Like when I went to a museum as a kid and I rushed from one exhibit to another, ignoring the explanations printed or spoken. Quick glances were sufficient. I was the first to the exit. I still do that as an adult.
Like when I first heard Chopin’s “Minute Waltz” or Barbra Streisand’s 1966 vocal version and thought, “How the hell long is this gonna last?”
Like in high school study hall. Oh, how I hated study hall. Too many people around. Too much going on. Memories of kindergarten naptime. I couldn’t study there.
Like after graduating from college, when I seldom read recommended books. “Is it more than 250 pages long?” I’d ask. “And how big is the print?” That was how I measured my interest.
Like when I interrupt people who are telling a story because they are, in my mind, too slow. Get to the fucking point, an inner-voice yells with impatience.
Like when I have a task to do, mowing the lawn or washing the car, for example, and I race through it, sacrificing quality work.
Like when I’m on a walk or taking a hike and I rush to reach the destination, but am the first to want to start back.
Like when I taught and the entire school observed daily 20-minute silent reading. I knew many of the kids were faking it while staff members, even office personnel, were honoring it. I, of course, faked it.
Like when I first heard about “binge-watching” TV series and thought I could never watch an entire season in one-sitting. I’d be antsy after two episodes.
Like when I took yoga and got bored within 15 minutes. Don’t even get me started on the eternal cooldown period at the end of class.

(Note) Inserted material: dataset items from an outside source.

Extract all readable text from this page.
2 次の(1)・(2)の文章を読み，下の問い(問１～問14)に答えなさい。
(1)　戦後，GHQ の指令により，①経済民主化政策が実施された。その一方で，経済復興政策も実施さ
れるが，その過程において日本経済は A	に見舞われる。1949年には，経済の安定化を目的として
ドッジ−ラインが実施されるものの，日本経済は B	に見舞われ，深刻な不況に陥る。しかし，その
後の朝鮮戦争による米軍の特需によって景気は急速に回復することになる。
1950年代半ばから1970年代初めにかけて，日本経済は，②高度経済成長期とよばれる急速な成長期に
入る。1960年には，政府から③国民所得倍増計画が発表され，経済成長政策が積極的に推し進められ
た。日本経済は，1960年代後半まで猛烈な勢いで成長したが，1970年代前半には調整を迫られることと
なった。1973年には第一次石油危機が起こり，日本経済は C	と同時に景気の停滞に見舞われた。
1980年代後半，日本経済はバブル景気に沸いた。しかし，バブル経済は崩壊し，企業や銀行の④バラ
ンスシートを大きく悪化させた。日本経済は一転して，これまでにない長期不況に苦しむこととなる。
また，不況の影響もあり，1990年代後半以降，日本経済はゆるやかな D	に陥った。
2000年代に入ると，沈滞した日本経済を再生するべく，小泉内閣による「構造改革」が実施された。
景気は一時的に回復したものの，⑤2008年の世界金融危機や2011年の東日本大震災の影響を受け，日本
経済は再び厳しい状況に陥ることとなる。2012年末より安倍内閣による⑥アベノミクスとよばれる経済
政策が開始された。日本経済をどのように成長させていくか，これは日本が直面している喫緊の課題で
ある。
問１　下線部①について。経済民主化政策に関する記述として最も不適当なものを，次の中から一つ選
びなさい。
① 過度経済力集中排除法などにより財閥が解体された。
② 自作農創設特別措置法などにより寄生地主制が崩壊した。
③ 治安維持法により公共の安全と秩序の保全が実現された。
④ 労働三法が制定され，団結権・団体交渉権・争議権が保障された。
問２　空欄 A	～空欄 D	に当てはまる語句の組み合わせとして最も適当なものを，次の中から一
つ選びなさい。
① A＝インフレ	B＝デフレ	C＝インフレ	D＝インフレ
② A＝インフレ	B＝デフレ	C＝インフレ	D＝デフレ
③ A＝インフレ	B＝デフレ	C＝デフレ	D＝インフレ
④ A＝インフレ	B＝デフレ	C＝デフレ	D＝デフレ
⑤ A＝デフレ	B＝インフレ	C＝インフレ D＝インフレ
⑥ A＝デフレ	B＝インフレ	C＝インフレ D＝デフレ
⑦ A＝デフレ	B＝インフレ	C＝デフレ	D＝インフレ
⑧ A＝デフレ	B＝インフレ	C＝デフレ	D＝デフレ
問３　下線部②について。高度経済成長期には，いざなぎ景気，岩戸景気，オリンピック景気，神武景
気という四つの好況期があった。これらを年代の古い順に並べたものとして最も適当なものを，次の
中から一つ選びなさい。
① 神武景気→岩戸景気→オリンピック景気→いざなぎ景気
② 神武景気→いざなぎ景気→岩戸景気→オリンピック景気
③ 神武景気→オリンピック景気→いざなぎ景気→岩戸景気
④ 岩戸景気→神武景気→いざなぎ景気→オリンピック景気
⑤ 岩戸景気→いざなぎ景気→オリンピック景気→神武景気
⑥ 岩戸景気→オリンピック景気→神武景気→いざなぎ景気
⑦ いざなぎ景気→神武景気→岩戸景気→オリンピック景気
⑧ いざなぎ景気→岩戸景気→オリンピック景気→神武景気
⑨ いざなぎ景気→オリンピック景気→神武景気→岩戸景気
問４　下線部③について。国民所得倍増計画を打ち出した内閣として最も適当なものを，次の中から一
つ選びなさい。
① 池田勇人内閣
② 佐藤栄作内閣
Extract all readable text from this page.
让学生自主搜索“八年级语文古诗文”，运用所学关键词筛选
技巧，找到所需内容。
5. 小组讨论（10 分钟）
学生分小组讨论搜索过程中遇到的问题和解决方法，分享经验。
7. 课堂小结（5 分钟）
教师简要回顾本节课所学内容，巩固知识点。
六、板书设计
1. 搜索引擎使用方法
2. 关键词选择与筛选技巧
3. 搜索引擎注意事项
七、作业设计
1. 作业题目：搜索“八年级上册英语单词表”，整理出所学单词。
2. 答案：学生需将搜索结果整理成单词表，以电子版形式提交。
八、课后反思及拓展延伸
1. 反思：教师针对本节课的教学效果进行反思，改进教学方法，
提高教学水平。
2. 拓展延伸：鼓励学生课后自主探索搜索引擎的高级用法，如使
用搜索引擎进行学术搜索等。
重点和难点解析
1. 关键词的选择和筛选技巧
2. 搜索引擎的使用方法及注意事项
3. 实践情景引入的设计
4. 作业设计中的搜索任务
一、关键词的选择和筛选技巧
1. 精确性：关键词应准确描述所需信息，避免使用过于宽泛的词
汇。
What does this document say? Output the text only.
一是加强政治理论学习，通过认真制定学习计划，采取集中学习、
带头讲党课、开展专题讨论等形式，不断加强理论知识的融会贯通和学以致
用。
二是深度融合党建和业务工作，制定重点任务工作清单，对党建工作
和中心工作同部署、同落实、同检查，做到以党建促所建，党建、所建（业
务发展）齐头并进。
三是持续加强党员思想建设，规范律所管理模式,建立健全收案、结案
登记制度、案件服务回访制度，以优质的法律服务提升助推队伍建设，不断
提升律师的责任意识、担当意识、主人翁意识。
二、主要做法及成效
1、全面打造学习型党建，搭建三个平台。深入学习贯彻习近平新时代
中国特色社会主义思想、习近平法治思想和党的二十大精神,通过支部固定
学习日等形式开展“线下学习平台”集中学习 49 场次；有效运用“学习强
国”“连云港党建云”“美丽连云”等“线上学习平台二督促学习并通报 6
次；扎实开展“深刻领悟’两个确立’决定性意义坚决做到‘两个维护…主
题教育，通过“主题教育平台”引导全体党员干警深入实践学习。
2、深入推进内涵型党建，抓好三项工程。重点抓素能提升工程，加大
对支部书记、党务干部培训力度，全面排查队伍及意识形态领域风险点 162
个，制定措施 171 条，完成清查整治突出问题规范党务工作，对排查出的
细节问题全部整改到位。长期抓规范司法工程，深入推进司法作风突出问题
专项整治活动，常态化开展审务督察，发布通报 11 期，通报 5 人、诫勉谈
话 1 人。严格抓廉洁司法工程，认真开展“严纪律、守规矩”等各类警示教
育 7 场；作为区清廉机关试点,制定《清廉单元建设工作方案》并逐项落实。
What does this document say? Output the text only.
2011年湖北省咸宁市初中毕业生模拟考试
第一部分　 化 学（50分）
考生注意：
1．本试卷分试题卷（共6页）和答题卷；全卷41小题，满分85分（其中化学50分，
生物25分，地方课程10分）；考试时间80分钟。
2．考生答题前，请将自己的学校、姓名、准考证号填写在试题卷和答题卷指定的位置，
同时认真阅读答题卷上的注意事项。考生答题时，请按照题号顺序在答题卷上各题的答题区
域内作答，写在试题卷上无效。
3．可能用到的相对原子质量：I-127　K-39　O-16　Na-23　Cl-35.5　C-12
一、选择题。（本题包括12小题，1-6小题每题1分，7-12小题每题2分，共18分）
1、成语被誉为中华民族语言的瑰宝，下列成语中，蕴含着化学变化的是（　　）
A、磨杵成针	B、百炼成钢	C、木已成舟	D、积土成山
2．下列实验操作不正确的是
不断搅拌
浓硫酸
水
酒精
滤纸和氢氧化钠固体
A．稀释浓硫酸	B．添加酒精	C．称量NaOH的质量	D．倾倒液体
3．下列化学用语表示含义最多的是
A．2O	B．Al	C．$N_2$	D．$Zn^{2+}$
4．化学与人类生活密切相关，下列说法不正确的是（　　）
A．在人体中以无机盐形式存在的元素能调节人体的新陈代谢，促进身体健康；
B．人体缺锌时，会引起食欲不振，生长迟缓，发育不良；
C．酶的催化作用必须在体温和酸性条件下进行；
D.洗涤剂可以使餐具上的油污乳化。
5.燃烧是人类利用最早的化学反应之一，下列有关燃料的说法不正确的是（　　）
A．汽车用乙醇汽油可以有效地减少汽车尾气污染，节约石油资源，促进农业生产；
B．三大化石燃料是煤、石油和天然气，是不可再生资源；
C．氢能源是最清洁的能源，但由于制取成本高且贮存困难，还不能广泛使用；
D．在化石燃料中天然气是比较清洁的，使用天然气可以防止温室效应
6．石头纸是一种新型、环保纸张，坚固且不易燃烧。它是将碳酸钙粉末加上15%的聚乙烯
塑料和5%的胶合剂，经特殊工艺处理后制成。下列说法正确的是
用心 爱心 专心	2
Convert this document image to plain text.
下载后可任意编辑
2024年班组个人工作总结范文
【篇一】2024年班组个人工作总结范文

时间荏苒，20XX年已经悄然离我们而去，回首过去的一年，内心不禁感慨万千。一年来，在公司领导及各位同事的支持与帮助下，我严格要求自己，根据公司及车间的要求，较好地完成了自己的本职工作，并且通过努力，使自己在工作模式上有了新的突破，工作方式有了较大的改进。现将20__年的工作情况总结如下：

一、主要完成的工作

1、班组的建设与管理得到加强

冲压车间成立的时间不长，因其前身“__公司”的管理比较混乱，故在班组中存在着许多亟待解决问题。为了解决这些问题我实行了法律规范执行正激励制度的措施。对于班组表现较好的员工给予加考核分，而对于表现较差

Like when I’m at the beach, tanning, and, while others lie flat and sleep or listen to music, I’m sitting up with pivoting head watching everything around me. And, dammit, forming deep wrinkles and shadows on my chest and stomach that don’t see the sun, creating a zebra tan.
Like when I’m at a religious service such as a lengthy wedding or a Passover Seder, and I’m thinking about anything else. Anything. Cookies. Barbra’s voice. That guy’s shirt. The Sea Hawks. Knock-knock jokes. That woman’s hideous hair. Dust. Anything.
And yet, I have the patience to focus on and complete several crossword puzzles or other word games daily.
And yet, I have the patience to complete, on occasion, large jigsaw puzzles alone.
And yet, I can get lost in a ninety-minute massage, forgetting that clocks and time exist.
And yet, I can focus on my writing for long periods. Like when I am listing situations during which my mind wanders, when ADHD sets in.
I should have figured it out long ago. But we didn’t have a name for it when I was a kid. And as an adult, I just accepted it as one of my quirks. ADHD is odd. Attention Deficit Hyperactivity Disorder. There are so many degrees and variations. Is it possible I merely have ADHD-Lite?
Or is it possible I don’t have ADHD at all? Maybe I only have “A.” Attention. Yours. So, now I can wish you the best in 2020. Happy New Year!